Over 3 million WeChat merchants hit by outages after ‘sabotage’ by service provider Weimob’s employee

  • Part of major cloud-based marketing provider Weimob’s platform was down after an employee attacked its production environment and database
  • Employee responsible was stressed over personal financial issues and being stuck at home alone during coronavirus-related lockdowns, Weimob’s founder says
WeChat
Over 3 million merchants on Chinese super app WeChat were potentially affected by service outages after a key operation and maintenance employee at major cloud-based marketing provider Weimob “deliberately sabotaged” the latter’s production environment and database.

Tencent-backed Weimob – one of the largest third-party service providers for small and medium-sized businesses on WeChat – said in a Hong Kong stock exchange filing this week that the employee apparently attacked its systems due to “personal mental and life issues”. The employee has since been arrested.

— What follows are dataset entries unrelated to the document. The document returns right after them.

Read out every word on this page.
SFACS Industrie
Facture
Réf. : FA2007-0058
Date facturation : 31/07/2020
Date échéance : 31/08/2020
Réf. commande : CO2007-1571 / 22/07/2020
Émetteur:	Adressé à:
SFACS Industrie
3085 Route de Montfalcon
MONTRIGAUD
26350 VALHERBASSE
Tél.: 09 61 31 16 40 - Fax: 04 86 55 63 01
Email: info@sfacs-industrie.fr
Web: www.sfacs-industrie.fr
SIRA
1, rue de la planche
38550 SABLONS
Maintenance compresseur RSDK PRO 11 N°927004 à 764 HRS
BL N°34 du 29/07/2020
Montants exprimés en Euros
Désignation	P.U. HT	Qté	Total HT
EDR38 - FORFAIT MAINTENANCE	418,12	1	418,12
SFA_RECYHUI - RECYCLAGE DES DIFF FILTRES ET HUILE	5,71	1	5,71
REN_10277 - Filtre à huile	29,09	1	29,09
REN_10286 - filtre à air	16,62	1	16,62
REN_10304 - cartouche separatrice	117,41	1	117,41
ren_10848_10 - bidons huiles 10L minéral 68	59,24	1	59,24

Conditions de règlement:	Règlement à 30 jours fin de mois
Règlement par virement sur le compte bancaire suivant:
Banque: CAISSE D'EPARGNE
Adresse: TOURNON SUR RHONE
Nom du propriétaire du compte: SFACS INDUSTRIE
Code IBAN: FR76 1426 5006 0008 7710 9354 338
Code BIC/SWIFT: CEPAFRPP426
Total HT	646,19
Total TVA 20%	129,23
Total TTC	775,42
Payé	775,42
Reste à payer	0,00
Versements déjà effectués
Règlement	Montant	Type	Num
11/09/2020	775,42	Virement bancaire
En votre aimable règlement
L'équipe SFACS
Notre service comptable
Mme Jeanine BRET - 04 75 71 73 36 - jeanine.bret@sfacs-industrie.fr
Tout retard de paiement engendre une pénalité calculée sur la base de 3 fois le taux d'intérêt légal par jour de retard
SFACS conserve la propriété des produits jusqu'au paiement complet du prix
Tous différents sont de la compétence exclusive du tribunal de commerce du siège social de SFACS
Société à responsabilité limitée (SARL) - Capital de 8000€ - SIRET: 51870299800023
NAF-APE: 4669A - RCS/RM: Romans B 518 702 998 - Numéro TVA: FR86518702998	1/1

The Shanghai-based company said its monitoring system detected technical issues on Sunday night and worked with Tencent’s cloud technical team on restoring its platform. By the next day Weimob identified the employee responsible, who is now detained at the Baoshan Police Station in Shanghai, it said.

Founded in 2013, Hong Kong-listed Weimob has over 1,600 channel partners and 3 million registered merchants. Among other services, its system supports mini-programs, miniature apps within the WeChat platform, as well as public accounts and targeted marketing.
Earlier this year, WeChat owner Tencent announced that its users spent 800 billion yuan (US$115 billion) through its various mini-programs in 2019, a 160 per cent increase from the previous year. Tencent declined to comment on the outages.
The outages hit merchants at a time when many in the country are already struggling due to disruptions to labour and logistics linked to the deadly coronavirus outbreak.

“The five-day system failure may be beyond many people's expectations, especially now that many stores have been closed during the epidemic and mainly rely on their online businesses,” said Dong Zhiyi, a lawyer at Shanghai Joint-Win Law Firm and researcher at the China E-commerce Research Center.

“So under the double blow, the impact is very serious.”

WeChat mini programs are becoming a lot more important for Tencent

In a subsequent statement on Thursday, Weimob’s founder and chief executive Sun Taoyong said that he was angry but felt “sympathy” for the employee responsible after learning from the police that the latter was mired in debt and had considered suicide, and was distressed over being stuck at home alone for 30 days due to the coronavirus lockdowns.

Sun said the employee had always performed well and his colleagues saw him as dependable, so when they traced the attack back to him the company’s first suspicion was that his credentials could have been stolen.

“We survived the ‘natural disaster’ [of the coronavirus outbreak] but unexpectedly a ‘human disaster’ put us in an extremely difficult situation,” Sun said.

Weimob said in the filing that it is working on compensation plans for merchants who suffered losses due to the outages.

New users would have been able to use the company’s services as normal from Wednesday and existing users will have their data restored by midnight on Friday, it said, adding that it would provide a temporary transition plan for existing users before the system is fully restored.

For the first six months of 2019, Weimob reported a total revenue of 656.7 million yuan (US$93.7 million), of which revenue from its software-as-a-service (SaaS) business was 219.1 million yuan (US$31.2 million), or about 33.4 per cent.

The company’s board expects the outages caused by the employee’s actions to damage operations of its SaaS business, but not its other business segments, it said in the filing.